GORDON: I will say it's impactful for a couple of reasons. One is that fat is not actually an emotion, right? Fat is a body type. And fat people's bodies are not metaphors for low self-esteem or bad body image days, right? It is really disheartening that when people want to talk about feeling at their worst in their bodies, the descriptor that they reach for is a descriptor of my body. They're saying, I feel terrible today, which means I feel like I look like you, which feels terrible to me as a fat person, right? The more that folks can talk about the real thing, it actually gets you more precise help and support from your friend.

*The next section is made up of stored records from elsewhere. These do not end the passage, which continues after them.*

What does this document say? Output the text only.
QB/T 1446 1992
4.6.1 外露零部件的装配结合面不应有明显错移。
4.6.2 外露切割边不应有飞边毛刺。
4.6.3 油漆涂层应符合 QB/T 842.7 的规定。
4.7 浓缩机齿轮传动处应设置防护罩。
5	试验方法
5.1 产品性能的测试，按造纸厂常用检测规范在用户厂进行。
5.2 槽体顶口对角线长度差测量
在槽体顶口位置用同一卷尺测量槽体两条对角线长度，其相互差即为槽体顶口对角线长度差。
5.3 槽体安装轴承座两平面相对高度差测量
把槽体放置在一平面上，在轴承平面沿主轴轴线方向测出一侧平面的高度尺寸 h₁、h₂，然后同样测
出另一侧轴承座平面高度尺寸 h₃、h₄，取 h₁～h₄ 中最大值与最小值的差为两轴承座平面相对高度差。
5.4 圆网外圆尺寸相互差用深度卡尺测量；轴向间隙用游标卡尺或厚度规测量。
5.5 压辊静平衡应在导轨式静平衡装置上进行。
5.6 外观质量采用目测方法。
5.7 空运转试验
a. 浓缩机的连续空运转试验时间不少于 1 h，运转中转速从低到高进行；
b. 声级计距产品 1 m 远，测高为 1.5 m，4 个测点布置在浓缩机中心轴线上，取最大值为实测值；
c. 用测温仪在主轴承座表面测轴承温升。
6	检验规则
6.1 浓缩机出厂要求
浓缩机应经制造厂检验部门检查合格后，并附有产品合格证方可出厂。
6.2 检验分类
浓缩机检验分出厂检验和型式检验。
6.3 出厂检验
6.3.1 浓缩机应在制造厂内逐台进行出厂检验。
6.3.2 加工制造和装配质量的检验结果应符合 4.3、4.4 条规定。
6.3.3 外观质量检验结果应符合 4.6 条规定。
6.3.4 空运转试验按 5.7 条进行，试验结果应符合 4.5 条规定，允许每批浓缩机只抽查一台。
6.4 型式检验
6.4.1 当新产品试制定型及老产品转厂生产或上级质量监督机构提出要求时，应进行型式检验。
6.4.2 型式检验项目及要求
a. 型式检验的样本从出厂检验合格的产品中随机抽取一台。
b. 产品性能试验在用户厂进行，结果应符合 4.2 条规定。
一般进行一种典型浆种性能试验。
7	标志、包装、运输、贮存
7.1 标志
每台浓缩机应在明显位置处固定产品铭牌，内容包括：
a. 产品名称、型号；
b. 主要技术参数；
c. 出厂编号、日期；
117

SUMMERS: So the next question I have for you, I have to say, is a little bit personal. I'm somebody who probably falls into the category of what you describe in your book as a smaller fat person. So I'm on the lower range of plus sizes. Sometimes it's really hard in a mainstream store to find clothes that fit me well. And like many people, my relationship with my body over the years has been kind of a rollercoaster. And one thing that I have found, especially recently, is that while I'm an imperfect person like all of us, I try to be very vocal and upfront about challenging anti-fatness in the relationships in my life and in the communities I show up in, whether it's at work or in fitness spaces or in my family. But I find when I think about it, it's a lot more difficult when it comes to my relationship with myself and my own body. And I'm just curious how you think about that.
GORDON: Yeah, it's so tricky, right? It's such a hard thing. I mean, I think different things work for different people when it comes to sort of addressing our body image stuff. I think one of the things that has been really helpful and impactful to a lot of folks is filling their social media feeds with people who look like them or who are fatter than them or hold more marginalized identities than they do. Build a social media feed that feels more reflective of the world that we live in is a really important step for a lot of folks.
I will say for me, the stuff that gets my relationship with my body back on track is actually sort of peeling back the curtain on where a bunch of our most reductive beliefs about body size come from. And overwhelmingly, they come from really unreliable sources, like scientific racism in the 1800s - right? - like corporations looking to profit off of our bad body image, right? Like, all of this sort of stuff comes from people who don't want what's best for most of us, right? They want to make a buck, or they want to prove a political point or what have you. And it's really freeing to realize, you know, we've been sort of led down a garden path. And once you sort of see where that garden path leads and where it came from, things have gotten a lot easier for me on that front.
SUMMERS: Aubrey Gordon, thank you so much for talking with us today.
GORDON: This is such a joy. Thank you for having me.
SUMMERS: Aubrey Gordon is the author of ""You Just Need To Lose Weight": And 19 Other Myths About Fat People." It's out tomorrow.